The coronavirus, known as COVID-19, which occurred in late December 2019 in the Chinese city of Wuhan, has wreaked havoc on life in several ways, from individual life to family and social life, from health services to economics and politics across the world. Around 6 million people lost their lives. Millions of people have begun to suffer profound psychological problems, millions of people have lost their jobs, and many have fallen into poverty-stricken situations. But the most impacted area of life is education. Schools have shut down their doors as a precaution to their students for a long time to avoid the rapid spread of the virus to the broader population. Thus, there has been a sudden shift in the education system from the traditional face-to-face model to the online one since March 2020. Students have started using their computers, mobile phones, tablets and so on to take their education without interruption.
The success and failure of this new urgent shift have drawn various criticisms from different perspectives, and they will continue to do so for a while. Both students and faculty faced many challenges concerning the new situation. For faculty, the delivery of courses, proper continuation of the planned curriculum, motivation of students, assessments and intimacy and so on have become main concerns. On the other hand, many students have also had many difficulties such as the lack of technological equipment, weak or inadequate internet connection and insufficient space of proper study, loss of intimacy with faculty and friends and thus socialisation, yet what is more important for some students is that they have developed different habits of study in which they were not very serious, concerned, and engaged but loose, free, and indifferent behind the webcam. However, when the face-to-face or hybrid form of teaching started in the fall semester of 2021-2022 academic, both faculty and students started having difficulty adapting to normalcy as it used to be in the past. This adaptation problem affects students’ academic success and creates psychological frustration among faculties and students.

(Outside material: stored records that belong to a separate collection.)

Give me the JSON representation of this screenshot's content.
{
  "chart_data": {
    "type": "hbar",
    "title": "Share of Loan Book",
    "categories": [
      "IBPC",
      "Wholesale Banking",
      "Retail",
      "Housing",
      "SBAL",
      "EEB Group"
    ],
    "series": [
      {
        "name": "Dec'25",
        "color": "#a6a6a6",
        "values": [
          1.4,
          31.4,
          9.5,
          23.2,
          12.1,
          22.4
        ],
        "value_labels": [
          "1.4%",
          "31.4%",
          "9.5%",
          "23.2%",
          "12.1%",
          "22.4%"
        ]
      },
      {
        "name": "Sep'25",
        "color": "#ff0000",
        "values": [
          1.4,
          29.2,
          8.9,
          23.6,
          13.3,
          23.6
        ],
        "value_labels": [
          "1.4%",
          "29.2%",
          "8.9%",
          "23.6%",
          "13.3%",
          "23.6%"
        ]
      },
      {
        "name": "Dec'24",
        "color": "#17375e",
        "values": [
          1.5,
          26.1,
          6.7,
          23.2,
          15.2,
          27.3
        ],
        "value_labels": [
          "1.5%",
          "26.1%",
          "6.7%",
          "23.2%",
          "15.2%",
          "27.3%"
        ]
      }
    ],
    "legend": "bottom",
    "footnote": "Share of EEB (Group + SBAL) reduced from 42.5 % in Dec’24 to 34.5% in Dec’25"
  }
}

This paper will focus on this adaptation problem faculty and students encounter when they are back to school during the post-COVID-19 period – the issues intricately linked to how faculty and student may adapt themselves to normalcy at the university after a long interval of lockdown. As for this issue, there are mixed statements from the university authorities and faculty members, and my own “real-life experiences” show that the students – old students and newcomers, who graduated from the high school a year before – seem to suffer a kind of adaptation problems to normal study atmosphere in the wake of the two-year-long lockdown. Students tend to act as in the period of lockdown – free, relaxed, and indifferent; they do not like pressure to study, and they seem bored and less interested in the classroom. Not only does this new situation influence faculty’s psyche and motivation in the school, but it also affects students’ learning process and academic success. In this respect, this paper will first present these adaptation problems and how they impact the students’ individual lives and educational success through interviews with university students and faculty members. Finally, the paper will suggest workable solutions to overcome these problems and bring students back to normalcy in their lives for the sake of their academic success at the university and afterwards.